Try this quick and easy fix. The switch and screw in the door can become rusty on the backside and can cause problems like this. With the driver's door open, lift up the rubber cover from the bottom of the switch. This will expose a bolt (I believe it is 10MM). Remove the bolt and pull the switch out just a bit without disconnecting it. Now clean all the rust off the back side of the switch and also the spring and the shaft the spring rides on. It has a tendancy to get very rusty on the back side of that switch. Use a wire brush if one is available. Make everything as clean and shiny as possible. Also clean the bolt itself. Clean the threads and the underside of the bolt head. The bolt grounds the switch to the door. Now cover everything with dielectric grease to prevent the rust from returning. Reinstall the switch and see if the problem is solved. This should take about 5-10 minutes.
Wow - thanks for that bit of information. I never noticed that piece and would have assumed that it was simply a rubber absorption bumper for when the door closes.
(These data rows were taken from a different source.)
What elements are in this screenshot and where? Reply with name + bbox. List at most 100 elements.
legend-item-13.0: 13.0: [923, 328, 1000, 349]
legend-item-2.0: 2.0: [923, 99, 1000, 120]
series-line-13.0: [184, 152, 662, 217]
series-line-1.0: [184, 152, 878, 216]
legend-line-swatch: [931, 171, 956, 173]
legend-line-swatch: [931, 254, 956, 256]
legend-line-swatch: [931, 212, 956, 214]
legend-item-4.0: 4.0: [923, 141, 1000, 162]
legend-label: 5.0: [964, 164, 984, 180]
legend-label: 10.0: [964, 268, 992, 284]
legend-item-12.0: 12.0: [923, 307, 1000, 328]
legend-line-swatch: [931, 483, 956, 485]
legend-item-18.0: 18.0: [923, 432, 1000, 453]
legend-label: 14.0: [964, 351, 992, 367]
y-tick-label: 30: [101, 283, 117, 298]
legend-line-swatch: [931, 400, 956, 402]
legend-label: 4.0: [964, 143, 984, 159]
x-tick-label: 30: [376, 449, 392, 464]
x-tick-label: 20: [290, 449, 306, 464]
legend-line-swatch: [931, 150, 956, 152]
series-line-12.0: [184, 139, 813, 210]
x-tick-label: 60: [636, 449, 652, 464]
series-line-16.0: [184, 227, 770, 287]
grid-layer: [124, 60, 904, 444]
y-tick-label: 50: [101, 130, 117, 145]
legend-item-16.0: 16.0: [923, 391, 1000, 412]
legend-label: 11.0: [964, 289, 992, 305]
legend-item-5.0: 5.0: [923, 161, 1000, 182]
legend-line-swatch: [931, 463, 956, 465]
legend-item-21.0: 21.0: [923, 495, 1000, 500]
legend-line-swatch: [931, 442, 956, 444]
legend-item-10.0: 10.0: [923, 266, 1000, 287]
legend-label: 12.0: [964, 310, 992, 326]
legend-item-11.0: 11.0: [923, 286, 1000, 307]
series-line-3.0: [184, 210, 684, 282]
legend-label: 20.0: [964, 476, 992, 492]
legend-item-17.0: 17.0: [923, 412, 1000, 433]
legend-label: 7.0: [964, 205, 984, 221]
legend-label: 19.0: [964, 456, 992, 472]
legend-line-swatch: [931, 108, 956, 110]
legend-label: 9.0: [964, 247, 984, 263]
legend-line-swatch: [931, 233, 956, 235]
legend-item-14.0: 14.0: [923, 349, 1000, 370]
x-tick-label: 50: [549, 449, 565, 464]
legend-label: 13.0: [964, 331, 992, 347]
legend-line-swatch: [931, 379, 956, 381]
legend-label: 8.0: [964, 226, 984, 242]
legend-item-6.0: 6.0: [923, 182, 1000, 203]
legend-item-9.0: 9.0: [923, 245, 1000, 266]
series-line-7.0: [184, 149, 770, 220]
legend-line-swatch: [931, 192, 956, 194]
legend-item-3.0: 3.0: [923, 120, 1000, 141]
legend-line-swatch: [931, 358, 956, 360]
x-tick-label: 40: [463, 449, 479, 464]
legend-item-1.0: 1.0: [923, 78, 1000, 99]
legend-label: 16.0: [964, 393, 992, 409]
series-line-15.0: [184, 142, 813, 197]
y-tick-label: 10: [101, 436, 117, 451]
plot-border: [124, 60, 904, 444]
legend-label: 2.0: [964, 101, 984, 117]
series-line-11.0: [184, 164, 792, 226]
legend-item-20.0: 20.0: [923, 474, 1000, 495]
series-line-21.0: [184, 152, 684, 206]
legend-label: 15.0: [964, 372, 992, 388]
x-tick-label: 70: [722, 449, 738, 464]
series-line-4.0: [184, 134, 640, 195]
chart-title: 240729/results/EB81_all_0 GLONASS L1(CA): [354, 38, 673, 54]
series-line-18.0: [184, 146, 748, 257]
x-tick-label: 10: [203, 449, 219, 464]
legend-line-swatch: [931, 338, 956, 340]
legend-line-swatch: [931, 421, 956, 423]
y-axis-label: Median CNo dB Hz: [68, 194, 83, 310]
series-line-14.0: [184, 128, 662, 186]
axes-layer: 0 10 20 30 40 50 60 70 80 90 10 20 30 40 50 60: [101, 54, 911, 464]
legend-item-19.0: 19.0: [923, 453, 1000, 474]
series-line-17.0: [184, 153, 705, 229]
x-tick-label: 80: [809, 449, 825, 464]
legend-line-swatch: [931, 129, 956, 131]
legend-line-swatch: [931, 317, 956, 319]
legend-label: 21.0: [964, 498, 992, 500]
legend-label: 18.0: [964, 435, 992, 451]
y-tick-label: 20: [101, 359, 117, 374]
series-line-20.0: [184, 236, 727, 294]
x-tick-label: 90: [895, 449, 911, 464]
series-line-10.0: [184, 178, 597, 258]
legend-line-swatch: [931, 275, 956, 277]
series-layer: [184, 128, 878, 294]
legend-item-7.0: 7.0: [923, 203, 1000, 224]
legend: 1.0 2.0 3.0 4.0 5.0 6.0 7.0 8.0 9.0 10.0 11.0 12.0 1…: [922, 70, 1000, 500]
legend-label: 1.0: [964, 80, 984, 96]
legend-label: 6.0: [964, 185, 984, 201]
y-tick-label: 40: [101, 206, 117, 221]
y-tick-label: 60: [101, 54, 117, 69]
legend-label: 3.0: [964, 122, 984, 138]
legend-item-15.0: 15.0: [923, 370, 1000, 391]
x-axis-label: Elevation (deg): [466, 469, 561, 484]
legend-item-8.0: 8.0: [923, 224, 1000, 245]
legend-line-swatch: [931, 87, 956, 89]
I assumed that the problem had to be with the wiring inside the door somewhere since this all began when I brought it home from the paintless dent repair.
I'm sure your correct that the problem is with that switch. Knowing that that is the switch, at least I can manually duplicate the problem, and will know when I get it fixed.
I'll do as you suggested and get back to you with a confirmation.
thanks much!
Try this quick and easy fix. The switch and screw in the door can become rusty on the backside and can cause problems like this. With the driver's door open, lift up the rubber cover from the bottom of the switch. This will expose a bolt (I believe it is 10MM). Remove the bolt and pull the switch out just a bit without disconnecting it. Now clean all the rust off the back side of the switch and also the spring and the shaft the spring rides on. It has a tendancy to get very rusty on the back side of that switch. Use a wire brush if one is available. Make everything as clean and shiny as possible. Also clean the bolt itself. Clean the threads and the underside of the bolt head. The bolt grounds the switch to the door. Now cover everything with dielectric grease to prevent the rust from returning. Reinstall the switch and see if the problem is solved. This should take about 5-10 minutes.
Mike
Thanks Mike - it didn't look corroded when I removed it, but I cleaned everything anyhow and added the dielectric grease before reassembling. I cycled the door about 25 times without a failure, so that had to be the problem.